Walk When the Moon is Full Wednesday, Sept. 2nd at 8:30 PM
By Sid Baglini
We will finally be able to walk a little earlier this month because darkness will be falling earlier and the moon is rising earlier. Since the spring, all of our walks have been at 9:00 or 9:30 but this one may be more conducive for children.
The September full moon is called the Corn Moon by Native Americans but is often, more familiarly, called by the Anglo-Saxon name, the Harvest Moon. The latter name does not apply this month, because the Harvest Moon is the one closest to the Autumn Equinox and this year, that falls on October 1st. So, we shall have to wait a month to sing a chorus of “Shine On Harvest Moon,” but that gives you more time to rehearse! And while you are practicing, be sure to work on “Blue Moon” because on October 31st, we will experience a Blue Moon (the 2nd full moon to occur in one month).
Corn Moon, of course, refers to the primary harvest the Native Americans gathered this time of year. The other “two sisters”, squash and beans, are also ready for harvest so a full moon allows the farmers to work into the night by the light of the moon.

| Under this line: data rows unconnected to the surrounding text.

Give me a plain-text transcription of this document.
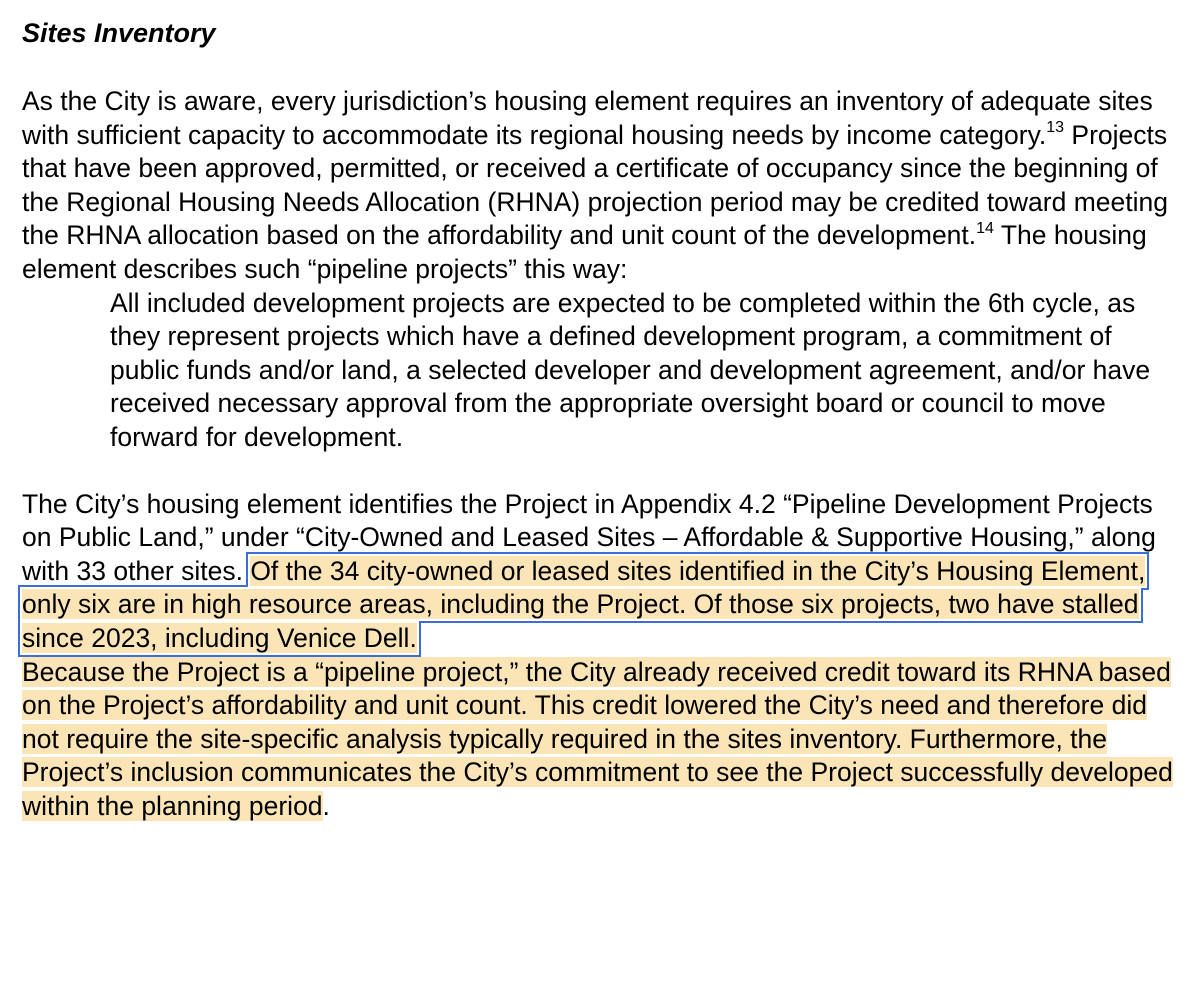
Sites Inventory

As the City is aware, every jurisdiction’s housing element requires an inventory of adequate sites with sufficient capacity to accommodate its regional housing needs by income category.$^{13}$ Projects that have been approved, permitted, or received a certificate of occupancy since the beginning of the Regional Housing Needs Allocation (RHNA) projection period may be credited toward meeting the RHNA allocation based on the affordability and unit count of the development.$^{14}$ The housing element describes such “pipeline projects” this way:

All included development projects are expected to be completed within the 6th cycle, as they represent projects which have a defined development program, a commitment of public funds and/or land, a selected developer and development agreement, and/or have received necessary approval from the appropriate oversight board or council to move forward for development.

The City’s housing element identifies the Project in Appendix 4.2 “Pipeline Development Projects on Public Land,” under “City-Owned and Leased Sites – Affordable & Supportive Housing,” along with 33 other sites. Of the 34 city-owned or leased sites identified in the City’s Housing Element, only six are in high resource areas, including the Project. Of those six projects, two have stalled since 2023, including Venice Dell.

Because the Project is a “pipeline project,” the City already received credit toward its RHNA based on the Project’s affordability and unit count. This credit lowered the City’s need and therefore did not require the site-specific analysis typically required in the sites inventory. Furthermore, the Project’s inclusion communicates the City’s commitment to see the Project successfully developed within the planning period.
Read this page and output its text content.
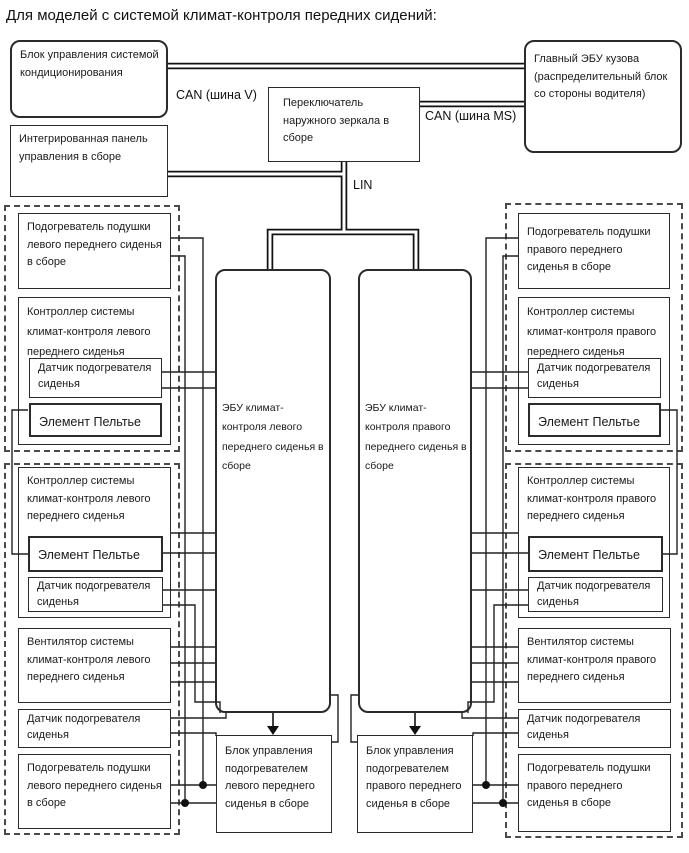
Для моделей с системой климат-контроля передних сидений:
Блок управления системой кондиционирования
Интегрированная панель управления в сборе
Переключатель наружного зеркала в сборе
Главный ЭБУ кузова (распределительный блок со стороны водителя)
CAN (шина V)
CAN (шина MS)
LIN
ЭБУ климат-контроля левого переднего сиденья в сборе
ЭБУ климат-контроля правого переднего сиденья в сборе
Блок управления подогревателем левого переднего сиденья в сборе
Блок управления подогревателем правого переднего сиденья в сборе
Подогреватель подушки левого переднего сиденья в сборе
Контроллер системы климат-контроля левого переднего сиденья
Датчик подогревателя сиденья
Элемент Пельтье
Контроллер системы климат-контроля левого переднего сиденья
Элемент Пельтье
Датчик подогревателя сиденья
Вентилятор системы климат-контроля левого переднего сиденья
Датчик подогревателя сиденья
Подогреватель подушки левого переднего сиденья в сборе
Подогреватель подушки правого переднего сиденья в сборе
Контроллер системы климат-контроля правого переднего сиденья
Датчик подогревателя сиденья
Элемент Пельтье
Контроллер системы климат-контроля правого переднего сиденья
Элемент Пельтье
Датчик подогревателя сиденья
Вентилятор системы климат-контроля правого переднего сиденья
Датчик подогревателя сиденья
Подогреватель подушки правого переднего сиденья в сборе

If you don’t know the meaning of “The Three Sisters” in Native American lore, be sure to ask me about it on our walk. Another crop harvested this time of year led to the Old English name: the Barley Moon.
We’ll also have a chance to revisit Jupiter and Saturn, which seem to be hanging steady in the southern sky every night at dusk. The nighttime chorus of crickets and katydids will have intensified since last month, and will provide the soundtrack for our walk.
I hope you can join us for another full moon adventure.